During the harvest of 1966, on a night out in Taber, Alta., Jim met Agnes Moosewaypayo, another farm worker. Three years his junior, “she was the most beautiful woman you could ever see,” he would later say. It was the era of beehive hairdos and men who looked like Elvis, and that was Agnes and Jim—a handsome couple in love. They did not part after that first night. A few weeks later, Jim found Agnes crying; she missed her six children from a previous relationship. Jim got a $500 advance from his boss at the time and sent her home to the Kinistin Reserve, where Agnes’s mother was caring for the kids. Jim rented a big house in Taber and they all moved in. Jim ended his single, wayward days.

He had three more children with Agnes: Twins Lucy and Maxine were born in 1968, and Tracy was born in 1969. The family moved to the small town of McKague, where they bought a five-acre plot of land. They were hard years and, during that time, Agnes was in a car accident that required hip surgery and forced her onto crutches. Eventually, the family settled in Saskatoon and Jim got a job at a scrap-metal recycling company. Lucy never remembers her father taking a day off.

As Jim’s kids grew, they had kids of their own, and Jim loved them all. Whenever a new baby came along, he would turn up to steal it, his granddaughter, Stacey, jokes.
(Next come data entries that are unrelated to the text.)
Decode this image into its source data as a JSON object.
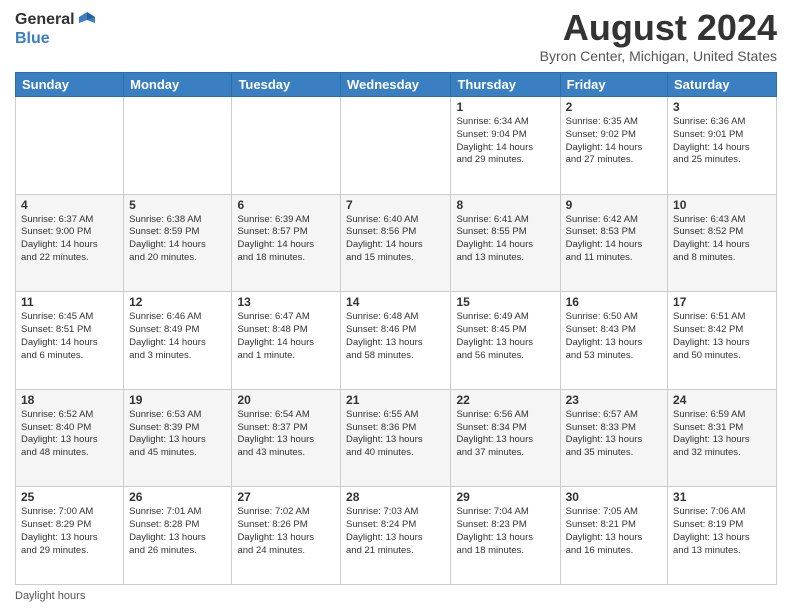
{
  "header": {
    "logo_general": "General",
    "logo_blue": "Blue",
    "month_title": "August 2024",
    "location": "Byron Center, Michigan, United States"
  },
  "days_of_week": [
    "Sunday",
    "Monday",
    "Tuesday",
    "Wednesday",
    "Thursday",
    "Friday",
    "Saturday"
  ],
  "footer": {
    "daylight_label": "Daylight hours"
  },
  "weeks": [
    [
      {
        "day": "",
        "info": ""
      },
      {
        "day": "",
        "info": ""
      },
      {
        "day": "",
        "info": ""
      },
      {
        "day": "",
        "info": ""
      },
      {
        "day": "1",
        "info": "Sunrise: 6:34 AM\nSunset: 9:04 PM\nDaylight: 14 hours\nand 29 minutes."
      },
      {
        "day": "2",
        "info": "Sunrise: 6:35 AM\nSunset: 9:02 PM\nDaylight: 14 hours\nand 27 minutes."
      },
      {
        "day": "3",
        "info": "Sunrise: 6:36 AM\nSunset: 9:01 PM\nDaylight: 14 hours\nand 25 minutes."
      }
    ],
    [
      {
        "day": "4",
        "info": "Sunrise: 6:37 AM\nSunset: 9:00 PM\nDaylight: 14 hours\nand 22 minutes."
      },
      {
        "day": "5",
        "info": "Sunrise: 6:38 AM\nSunset: 8:59 PM\nDaylight: 14 hours\nand 20 minutes."
      },
      {
        "day": "6",
        "info": "Sunrise: 6:39 AM\nSunset: 8:57 PM\nDaylight: 14 hours\nand 18 minutes."
      },
      {
        "day": "7",
        "info": "Sunrise: 6:40 AM\nSunset: 8:56 PM\nDaylight: 14 hours\nand 15 minutes."
      },
      {
        "day": "8",
        "info": "Sunrise: 6:41 AM\nSunset: 8:55 PM\nDaylight: 14 hours\nand 13 minutes."
      },
      {
        "day": "9",
        "info": "Sunrise: 6:42 AM\nSunset: 8:53 PM\nDaylight: 14 hours\nand 11 minutes."
      },
      {
        "day": "10",
        "info": "Sunrise: 6:43 AM\nSunset: 8:52 PM\nDaylight: 14 hours\nand 8 minutes."
      }
    ],
    [
      {
        "day": "11",
        "info": "Sunrise: 6:45 AM\nSunset: 8:51 PM\nDaylight: 14 hours\nand 6 minutes."
      },
      {
        "day": "12",
        "info": "Sunrise: 6:46 AM\nSunset: 8:49 PM\nDaylight: 14 hours\nand 3 minutes."
      },
      {
        "day": "13",
        "info": "Sunrise: 6:47 AM\nSunset: 8:48 PM\nDaylight: 14 hours\nand 1 minute."
      },
      {
        "day": "14",
        "info": "Sunrise: 6:48 AM\nSunset: 8:46 PM\nDaylight: 13 hours\nand 58 minutes."
      },
      {
        "day": "15",
        "info": "Sunrise: 6:49 AM\nSunset: 8:45 PM\nDaylight: 13 hours\nand 56 minutes."
      },
      {
        "day": "16",
        "info": "Sunrise: 6:50 AM\nSunset: 8:43 PM\nDaylight: 13 hours\nand 53 minutes."
      },
      {
        "day": "17",
        "info": "Sunrise: 6:51 AM\nSunset: 8:42 PM\nDaylight: 13 hours\nand 50 minutes."
      }
    ],
    [
      {
        "day": "18",
        "info": "Sunrise: 6:52 AM\nSunset: 8:40 PM\nDaylight: 13 hours\nand 48 minutes."
      },
      {
        "day": "19",
        "info": "Sunrise: 6:53 AM\nSunset: 8:39 PM\nDaylight: 13 hours\nand 45 minutes."
      },
      {
        "day": "20",
        "info": "Sunrise: 6:54 AM\nSunset: 8:37 PM\nDaylight: 13 hours\nand 43 minutes."
      },
      {
        "day": "21",
        "info": "Sunrise: 6:55 AM\nSunset: 8:36 PM\nDaylight: 13 hours\nand 40 minutes."
      },
      {
        "day": "22",
        "info": "Sunrise: 6:56 AM\nSunset: 8:34 PM\nDaylight: 13 hours\nand 37 minutes."
      },
      {
        "day": "23",
        "info": "Sunrise: 6:57 AM\nSunset: 8:33 PM\nDaylight: 13 hours\nand 35 minutes."
      },
      {
        "day": "24",
        "info": "Sunrise: 6:59 AM\nSunset: 8:31 PM\nDaylight: 13 hours\nand 32 minutes."
      }
    ],
    [
      {
        "day": "25",
        "info": "Sunrise: 7:00 AM\nSunset: 8:29 PM\nDaylight: 13 hours\nand 29 minutes."
      },
      {
        "day": "26",
        "info": "Sunrise: 7:01 AM\nSunset: 8:28 PM\nDaylight: 13 hours\nand 26 minutes."
      },
      {
        "day": "27",
        "info": "Sunrise: 7:02 AM\nSunset: 8:26 PM\nDaylight: 13 hours\nand 24 minutes."
      },
      {
        "day": "28",
        "info": "Sunrise: 7:03 AM\nSunset: 8:24 PM\nDaylight: 13 hours\nand 21 minutes."
      },
      {
        "day": "29",
        "info": "Sunrise: 7:04 AM\nSunset: 8:23 PM\nDaylight: 13 hours\nand 18 minutes."
      },
      {
        "day": "30",
        "info": "Sunrise: 7:05 AM\nSunset: 8:21 PM\nDaylight: 13 hours\nand 16 minutes."
      },
      {
        "day": "31",
        "info": "Sunrise: 7:06 AM\nSunset: 8:19 PM\nDaylight: 13 hours\nand 13 minutes."
      }
    ]
  ]
}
He and Agnes helped raise many of their grandchildren—at one time, 10 filled the house. Gentle and kind-hearted, Jim only yelled to wake the kids up for school. A great pot of porridge and 30 pieces of toast would be waiting in the kitchen.

Soon after Jim retired in 2006, Agnes broke her bad hip, confining her to a wheelchair. Jim pushed her to daily bingo games, and when she went into hospital in the fall of 2012, he visited every day. On Jan. 9, 2013, Agnes died. Jim was devastated. He began sleeping through the days and playing bingo in the evenings.

Jim started talking about visiting Fort à la Corne again. He planned a trip with brother Wilfred, who flew in from Arizona and, on Aug.14, they drove past where the old schoolhouse used to be. “He had a smile on his face,” Wilfred says. “He said, ‘I don’t know how I’m going to pay you for all this.’ ”

Five days later, Jim was walking home from bingo when he was suddenly attacked and beaten. He died of his injuries. Police are investigating his death as a homicide. He leaves behind 28 grandchildren, 44 great-grandchildren and two great-great-grandchildren. He was 78.